In demonstrating how the Navajo and Zuni peoples utilized the land, O’Sullivan marked a distinct difference in the relationship with the land between Native peoples and Euro-Americans. “Two Navajo Weaving” shows Navajo women using a weaving loom made of natural materials, contrasting the industrialized eastern United States and its production practices. “Indian Pueblo of Zuni, New Mexico” also demonstrates the cultural juxtaposition of land utilization among Native Americans and the Euro-Americans as the Zuni pueblos have a unique architectural design that is directly influenced by the Zuni desert lifestyle. Seemingly unlike the Euro-Americans, the relationship between the Natives and the land is reciprocal, under the Navajo principle, “Diné bikéyah” which means the Land of the People.

Contrasting the Euro-American domination of land, Native Americans have deep spiritual traditions that tie and make them equal with the land. O’Sullivan illustrates these two contrasting relationships in his photographs “Navajo Dance” and “Roman Catholic Church in Plaza of Guadaloupe.” In the photo “Navajo Dance,” a group of Navajo performs a traditional dance of healing, hoping to restore the balance of the earth. In contrast to the ceremony of healing, a U.S military fort is pictured in the background physically dominating the landscape and the Native Americans. In the photo,“Roman Catholic Church in Plaza of Guadaloupe,” a Roman Catholic Church dominates the photo illustrating the government’s need not to only dominate the land on which the Native lives but also the cultural and religious practices of the Navajo people.

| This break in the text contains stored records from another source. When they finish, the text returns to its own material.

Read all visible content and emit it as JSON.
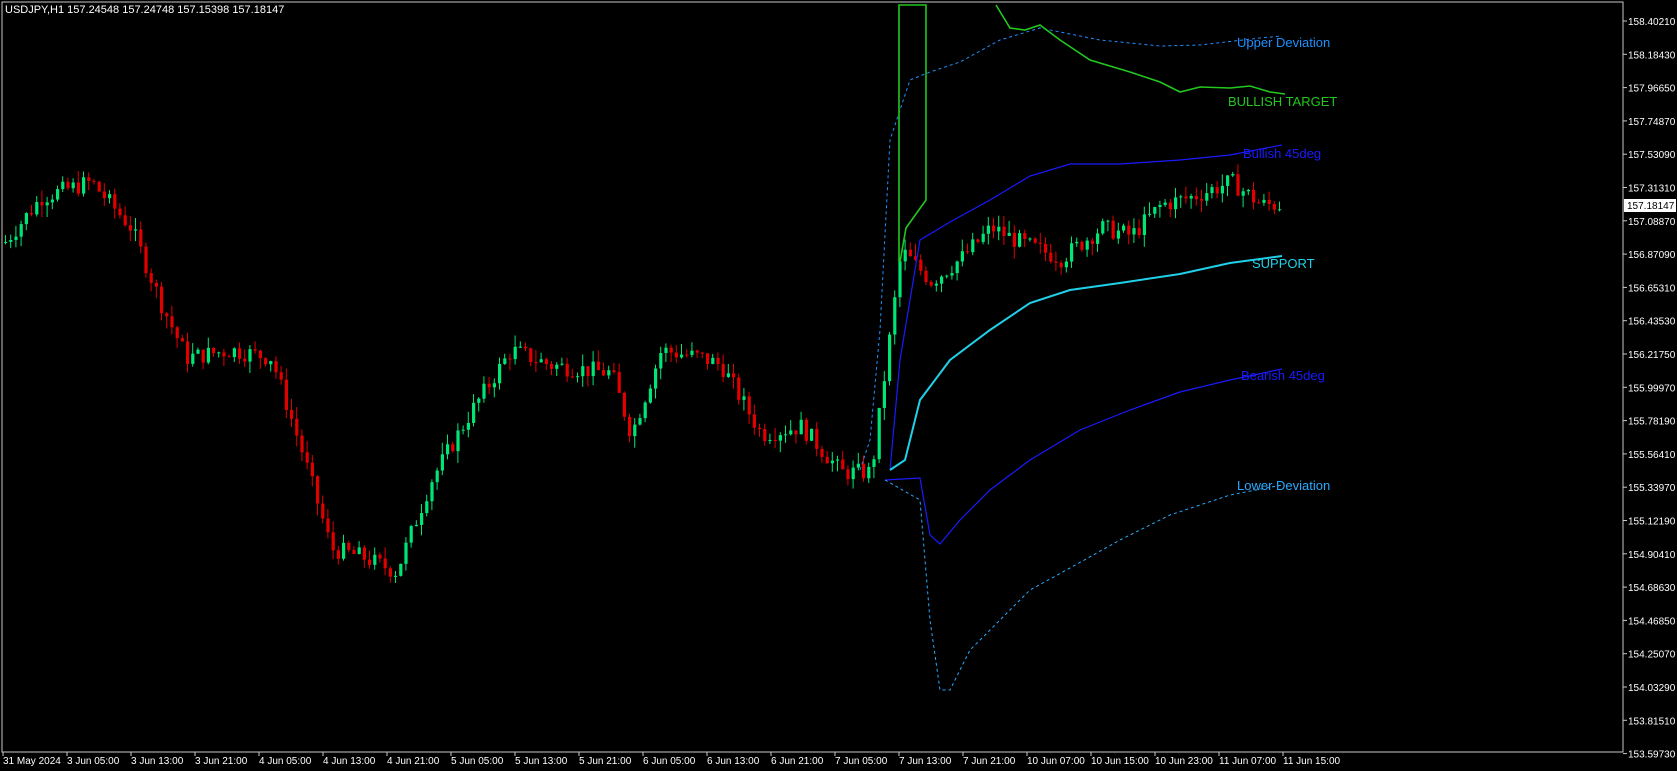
{
  "header": {
    "symbol_info": "USDJPY,H1  157.24548 157.24748 157.15398 157.18147"
  },
  "current_price": "157.18147",
  "price_axis": {
    "labels": [
      "158.40210",
      "158.18430",
      "157.96650",
      "157.74870",
      "157.53090",
      "157.31310",
      "157.08870",
      "156.87090",
      "156.65310",
      "156.43530",
      "156.21750",
      "155.99970",
      "155.78190",
      "155.56410",
      "155.33970",
      "155.12190",
      "154.90410",
      "154.68630",
      "154.46850",
      "154.25070",
      "154.03290",
      "153.81510",
      "153.59730"
    ]
  },
  "time_axis": {
    "labels": [
      "31 May 2024",
      "3 Jun 05:00",
      "3 Jun 13:00",
      "3 Jun 21:00",
      "4 Jun 05:00",
      "4 Jun 13:00",
      "4 Jun 21:00",
      "5 Jun 05:00",
      "5 Jun 13:00",
      "5 Jun 21:00",
      "6 Jun 05:00",
      "6 Jun 13:00",
      "6 Jun 21:00",
      "7 Jun 05:00",
      "7 Jun 13:00",
      "7 Jun 21:00",
      "10 Jun 07:00",
      "10 Jun 15:00",
      "10 Jun 23:00",
      "11 Jun 07:00",
      "11 Jun 15:00"
    ]
  },
  "indicator_labels": {
    "upper_deviation": "Upper Deviation",
    "bullish_target": "BULLISH TARGET",
    "bullish_45deg": "Bullish 45deg",
    "support": "SUPPORT",
    "bearish_45deg": "Bearish 45deg",
    "lower_deviation": "Lower Deviation"
  },
  "colors": {
    "background": "#000000",
    "bull_candle": "#00e676",
    "bear_candle": "#e00000",
    "upper_deviation": "#1e90ff",
    "bullish_target": "#22c81e",
    "bullish_45deg": "#1a1aff",
    "support": "#20d0e8",
    "bearish_45deg": "#1a1aff",
    "lower_deviation": "#29aaff",
    "axis_text": "#ffffff"
  },
  "chart_data": {
    "type": "candlestick",
    "symbol": "USDJPY",
    "timeframe": "H1",
    "ylim": [
      153.5973,
      158.4021
    ],
    "close_series": [
      {
        "x": "31 May 2024",
        "y": 156.95
      },
      {
        "x": "3 Jun 05:00",
        "y": 157.3
      },
      {
        "x": "3 Jun 13:00",
        "y": 157.1
      },
      {
        "x": "3 Jun 21:00",
        "y": 156.2
      },
      {
        "x": "4 Jun 05:00",
        "y": 156.35
      },
      {
        "x": "4 Jun 13:00",
        "y": 155.1
      },
      {
        "x": "4 Jun 21:00",
        "y": 154.8
      },
      {
        "x": "5 Jun 05:00",
        "y": 155.5
      },
      {
        "x": "5 Jun 13:00",
        "y": 156.15
      },
      {
        "x": "5 Jun 21:00",
        "y": 156.15
      },
      {
        "x": "6 Jun 05:00",
        "y": 155.7
      },
      {
        "x": "6 Jun 13:00",
        "y": 156.25
      },
      {
        "x": "6 Jun 21:00",
        "y": 155.75
      },
      {
        "x": "7 Jun 05:00",
        "y": 155.7
      },
      {
        "x": "7 Jun 13:00",
        "y": 156.9
      },
      {
        "x": "7 Jun 21:00",
        "y": 156.7
      },
      {
        "x": "10 Jun 07:00",
        "y": 157.0
      },
      {
        "x": "10 Jun 15:00",
        "y": 156.9
      },
      {
        "x": "10 Jun 23:00",
        "y": 157.05
      },
      {
        "x": "11 Jun 07:00",
        "y": 157.25
      },
      {
        "x": "11 Jun 15:00",
        "y": 157.18
      }
    ]
  }
}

Within O’Sullivan’s photographs, the idea of the fantasy surrounding the American West is acknowledged. There was an enchantment in the unknown aspects of the American West which was perpetuated by images of ancient ruins. O’Sullivan captures the interest in the mysterious in the photographs of the ruins of Canon De Chelle and Pueblo San Juan. O’Sullivan remarked that the Native Americans currently living there did not know to whom the ruins belonged, therefore continuing the mystery. The curiosity in the unknown is reflected in the photograph of the Indian Pueblo of Zuni, which depicts architectural stylings differing from preconceived notions of Native American architecture.

O’Sullivan demonstrates a changing landscape in the West as a result of Euro-American expansion. The land utilization practices of the Native Americans and the Euro-Americans created a contested landscape, each illustrating their respective cultural identity with respect to the environment.